Wednesday, October 31, 2012

Pre-election Post-mortem for an Empty Narrative


In 2008 America’s elite intellectuals sold the nation an empty narrative. Using their near-monopoly power in the media our cognoscenti convinced the majority of the American people that a man who had no qualifications for the presidency could conduct the office.

Living their own secularized religious narrative they believed that America was being punished for its original sin of slavery and that the only way out of its crises was to find a man who, in his flesh, would redeem the sin.

Now that the painful truth has become so manifest that even the most blindered intellectuals can see it, elite thinkers are steeling themselves for what they sense coming: Barack Obama seems to be losing the upcoming election.

How else to explain the pre-election post-mortems coming from the liberal media? One by one they are lining up to explain how Obama failed. Some will still vote for him, some are hoping that he will pull it out, but all are conspicuously lacking in enthusiasm.

For a group that went all-in for Obama in 2008 the enthusiasm deficit is worth noting.

It is also self-serving. If our leading thinkers did not understand that Obama was an empty narrative, their judgment was severely impaired. If they believed that an empty narrative could  govern the United States they were more interested in flexing their own power than in the nation’s future.

Barack Obama was created out of next-to-nothing by the media. By electing him they demonstrated their extraordinary power to manipulate public opinion.

Selling an empty narrative is far more difficult than selling a substantive product.

As a business model the mainstream print media seems no longer viable. Perhaps they are looking ahead to the day when they will need to become government employees.

If the world wakes up to the scam, the media’s reputation will be severely damaged.

Right now, by pre-emptively blaming Obama the media elites are doing their best to avoid responsibility.

Obviously, some still believe that Obama might win. Some even believe that God has sent us Hurricane Sandy to save Obama’s election chances.

Yet, they are sufficiently disappointed with the Obama performance that one wonders whether they would be happier to see Mitt Romney take over and try to pick up the pieces of a failed presidency.

With intellectuals it’s all about not leaving any fingerprints.

Yesterday Matt Bai wrote in the New York Times that Obama has failed to govern because he has not crafted a governing narrative. Considering the source, it is worth taking notice.

Bai confesses that he has been surprised to see a man who is so good at telling stories be so incompetent at selling the narrative of his presidency.

Apparently, he is shocked to discover that the real Barack Obama has so little in common with the media narrative.

Bai makes an interesting point, even if it is poorly conceptualized.

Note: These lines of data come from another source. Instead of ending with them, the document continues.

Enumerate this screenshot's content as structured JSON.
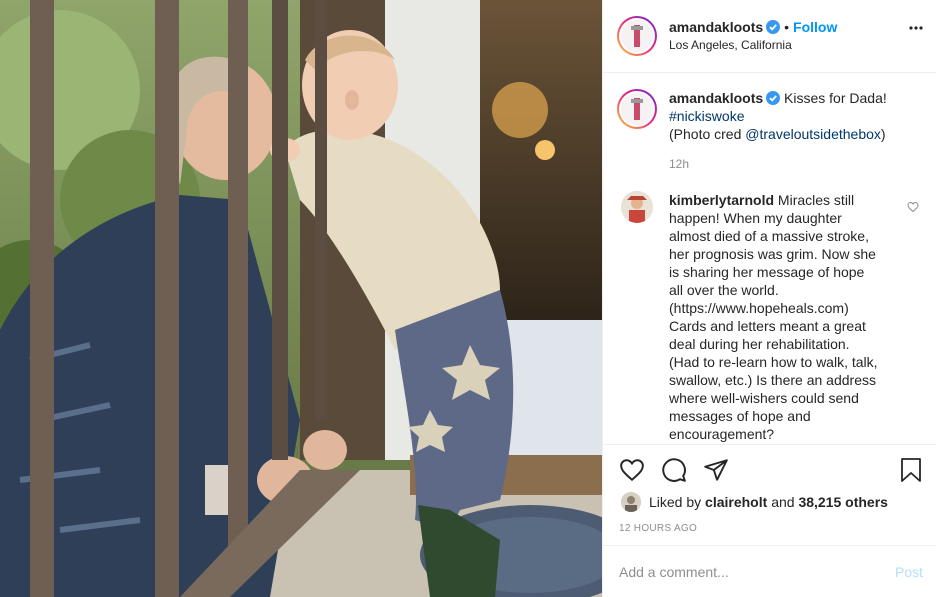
{
  "post": {
    "author": "amandakloots",
    "follow_label": "Follow",
    "location": "Los Angeles, California",
    "more_icon": "more-horizontal-icon",
    "separator": "•"
  },
  "caption": {
    "username": "amandakloots",
    "line1": "Kisses for Dada!",
    "hashtag": "#nickiswoke",
    "credit_prefix": "(Photo cred ",
    "credit_handle": "@traveloutsidethebox",
    "credit_suffix": ")",
    "time": "12h"
  },
  "comments": [
    {
      "username": "kimberlytarnold",
      "text": "Miracles still happen! When my daughter almost died of a massive stroke, her prognosis was grim. Now she is sharing her message of hope all over the world. (https://www.hopeheals.com) Cards and letters meant a great deal during her rehabilitation. (Had to re-learn how to walk, talk, swallow, etc.) Is there an address where well-wishers could send messages of hope and encouragement?"
    }
  ],
  "likes": {
    "prefix": "Liked by ",
    "user": "claireholt",
    "middle": " and ",
    "count": "38,215 others"
  },
  "timestamp": "12 HOURS AGO",
  "add_comment": {
    "placeholder": "Add a comment...",
    "post_label": "Post"
  },
  "colors": {
    "accent": "#0095f6",
    "post_disabled": "#b2dffc",
    "hashtag": "#00376b",
    "muted": "#8e8e8e"
  }
}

He ought to have noted that Obama does not need to tell a story because he is a story. He is a story made flesh.

Bai would have done better to see that administrations do not need narratives as much as they need concepts.

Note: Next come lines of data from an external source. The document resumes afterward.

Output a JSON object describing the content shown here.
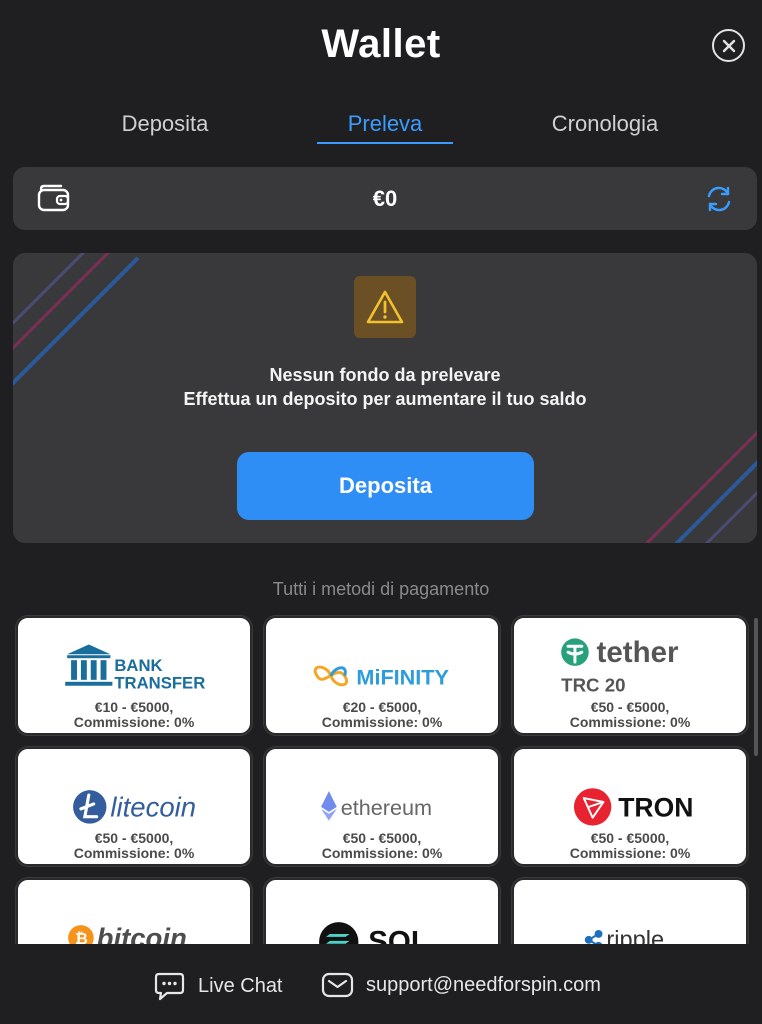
{
  "header": {
    "title": "Wallet",
    "close_icon": "close-icon"
  },
  "tabs": [
    {
      "label": "Deposita",
      "active": false
    },
    {
      "label": "Preleva",
      "active": true
    },
    {
      "label": "Cronologia",
      "active": false
    }
  ],
  "balance": {
    "amount": "€0",
    "wallet_icon": "wallet-icon",
    "refresh_icon": "refresh-icon"
  },
  "notice": {
    "icon": "warning-icon",
    "line1": "Nessun fondo da prelevare",
    "line2": "Effettua un deposito per aumentare il tuo saldo",
    "button_label": "Deposita"
  },
  "payment_methods": {
    "section_label": "Tutti i metodi di pagamento",
    "items": [
      {
        "name": "bank-transfer",
        "logo_line1": "BANK",
        "logo_line2": "TRANSFER",
        "range": "€10 - €5000,",
        "fee": "Commissione: 0%"
      },
      {
        "name": "mifinity",
        "logo_text": "MiFINITY",
        "range": "€20 - €5000,",
        "fee": "Commissione: 0%"
      },
      {
        "name": "tether",
        "logo_text": "tether",
        "logo_sub": "TRC 20",
        "range": "€50 - €5000,",
        "fee": "Commissione: 0%"
      },
      {
        "name": "litecoin",
        "logo_text": "litecoin",
        "range": "€50 - €5000,",
        "fee": "Commissione: 0%"
      },
      {
        "name": "ethereum",
        "logo_text": "ethereum",
        "range": "€50 - €5000,",
        "fee": "Commissione: 0%"
      },
      {
        "name": "tron",
        "logo_text": "TRON",
        "range": "€50 - €5000,",
        "fee": "Commissione: 0%"
      },
      {
        "name": "bitcoin",
        "logo_text": "bitcoin"
      },
      {
        "name": "solana",
        "logo_text": "SOL"
      },
      {
        "name": "ripple",
        "logo_text": "ripple"
      }
    ]
  },
  "footer": {
    "live_chat_label": "Live Chat",
    "support_email": "support@needforspin.com"
  },
  "colors": {
    "accent": "#3b9cff",
    "button": "#2f8ef6",
    "background": "#1f1f21",
    "panel": "#39393b"
  }
}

To some it will be a distinction without a difference but, like a policy, a concept is an organizing principle. Where a policy defines a consistent pattern of behavior, a concept defines the meaning of the administration.

If Obama had had a concept, he would have done as Bai wishes he had done:

You could have imagined, at that moment, an Oval Office address, followed by a national tour, in which the new president laid out the causes and depth of the crisis he had inherited and the measures he would take over the first 18 months of his term — short-term stimulus, long-term investment, modernization of financial regulation and the tax code — to put the country on a different course. All of these policies were probably necessary, and they were probably salable too, if Obama had seen it as one of his central responsibilities to explain how they all fit together. The president and his advisers were, to be fair, inundated with the realities of multiple crises, and so Obama forged ahead with all of these policy solutions (not to mention a massive health care plan and what amounted to the temporary nationalization of the car companies), which, absent any real marshaling of public opinion, emboldened his opponents and caught much of the country by surprise.

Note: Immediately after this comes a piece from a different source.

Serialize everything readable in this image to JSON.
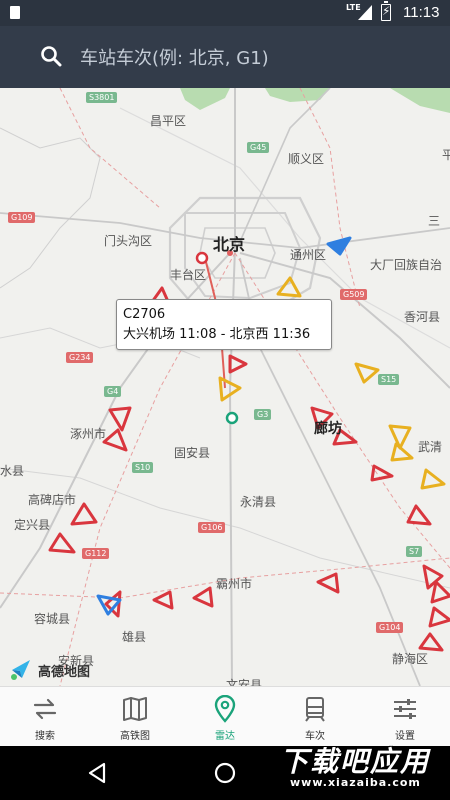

Even if he confuses a narrative with a concept, Bai, surprisingly, overlooks the fact that Obama’s presidency does have a concept.

The real problem is that so few people want to buy it.

Call it income redistribution or social justice, but Obama has governed according to the time-honored principles of tax and spend.

It’s not so much that he wants to take from the rich and give to the poor. He prefers taking from the private sector and giving to public sector employees whose unions so generously supported him.

The most powerful moment in the first presidential debate occurred when Mitt Romney said that the concept defining the Obama administration was “trickle down government.”

It's very difficult to craft a winning narrative around the concept of trickle down government.

1 comment:

Sam L. said...

It's easy, apparently, to con those who just know they are way smarter than the average bear, and noticeably smarter that the 98th percentile bear.